Xinhua, September 27, 2016 Adjust font size:

Students at Australia's most prestigious university are protesting a new laboratory for a United States missile manufacturer.

The student union at the University of Melbourne said a collaboration between Lockheed Martin, one of the largest suppliers of missiles and war planes to the U.S. and the university's Defence Science Institute (DSI) was "unethical."

Tyson Holloway-Clarke, president of the student union, said by approving the lab the university was "endorsing, and being complicit in this technology which could lead to death and the destruction of property."

"We oppose violence," Holloway-Clarke told Fairfax Media in comments published on Tuesday. "We are ideologically opposed to this partnership.

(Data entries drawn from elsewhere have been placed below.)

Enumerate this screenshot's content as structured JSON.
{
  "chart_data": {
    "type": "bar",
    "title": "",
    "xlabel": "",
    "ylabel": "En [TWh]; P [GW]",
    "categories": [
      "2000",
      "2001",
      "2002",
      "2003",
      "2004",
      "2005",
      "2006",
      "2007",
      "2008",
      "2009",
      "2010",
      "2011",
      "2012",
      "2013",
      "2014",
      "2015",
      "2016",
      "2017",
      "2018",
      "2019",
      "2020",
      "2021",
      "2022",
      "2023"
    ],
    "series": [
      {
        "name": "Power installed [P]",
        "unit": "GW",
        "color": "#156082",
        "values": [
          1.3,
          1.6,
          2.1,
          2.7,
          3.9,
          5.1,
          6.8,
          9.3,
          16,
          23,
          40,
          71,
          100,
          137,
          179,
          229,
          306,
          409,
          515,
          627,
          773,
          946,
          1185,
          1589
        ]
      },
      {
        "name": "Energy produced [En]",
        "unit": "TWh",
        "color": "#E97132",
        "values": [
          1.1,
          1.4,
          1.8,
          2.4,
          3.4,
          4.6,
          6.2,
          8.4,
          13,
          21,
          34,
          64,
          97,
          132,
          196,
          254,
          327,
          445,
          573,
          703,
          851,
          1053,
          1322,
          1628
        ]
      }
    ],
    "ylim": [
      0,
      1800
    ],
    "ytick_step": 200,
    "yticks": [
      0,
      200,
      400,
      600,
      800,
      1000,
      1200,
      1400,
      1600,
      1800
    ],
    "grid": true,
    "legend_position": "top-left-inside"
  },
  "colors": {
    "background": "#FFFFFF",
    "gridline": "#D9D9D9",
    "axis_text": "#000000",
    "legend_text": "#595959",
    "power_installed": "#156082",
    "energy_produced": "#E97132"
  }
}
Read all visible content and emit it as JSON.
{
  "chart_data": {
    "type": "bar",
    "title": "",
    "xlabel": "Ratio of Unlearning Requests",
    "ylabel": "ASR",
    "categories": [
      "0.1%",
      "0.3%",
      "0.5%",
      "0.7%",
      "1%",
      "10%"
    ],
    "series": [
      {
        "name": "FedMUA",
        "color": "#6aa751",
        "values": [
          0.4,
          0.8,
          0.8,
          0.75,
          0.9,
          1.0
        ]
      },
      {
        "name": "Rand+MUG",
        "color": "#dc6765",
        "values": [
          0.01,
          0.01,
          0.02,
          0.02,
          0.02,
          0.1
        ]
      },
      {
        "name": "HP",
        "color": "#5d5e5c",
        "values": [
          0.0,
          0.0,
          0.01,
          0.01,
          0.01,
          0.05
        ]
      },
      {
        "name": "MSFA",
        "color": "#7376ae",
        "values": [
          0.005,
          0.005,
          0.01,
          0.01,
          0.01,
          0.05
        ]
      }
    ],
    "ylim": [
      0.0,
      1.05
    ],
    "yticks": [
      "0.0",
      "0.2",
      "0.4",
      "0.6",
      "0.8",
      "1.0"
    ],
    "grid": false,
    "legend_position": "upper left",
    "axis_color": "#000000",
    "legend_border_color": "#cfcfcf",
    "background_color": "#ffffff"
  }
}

It's ethically dubious."

Holloway-Clarke said students were not consulted on whether the lab would be built and he is now writing to state and federal governments to bring the issue to light.

Research at the new lab, Lockheed Martin's first outside the U.S., will focus on developing computer software to direct missile attacks, hypersonic flights, robotics, intelligence and surveillance.

Lockheed Martin promised that the 10 million U.S. dollars STELaR Lab would create 20 research jobs for science and technology graduates from the university.

A spokesperson for the company told Fairfax that the location of lab did not represent a partnership with any university and it was a "independent world-class multidisciplinary research facility."

"Lockheed Martin laboratories operate on the frontline of applied research and development, and have been responsible for many advanced technology breakthroughs. It is our vision that STELaR Lab will add to that unparalleled legacy of technological excellence, and contribute to the advancement of human knowledge," the spokesman said.

A university spokeswoman said that the university's research relationships were established after a "full and considered review of the opportunities and outcomes they provide for the University's staff and students."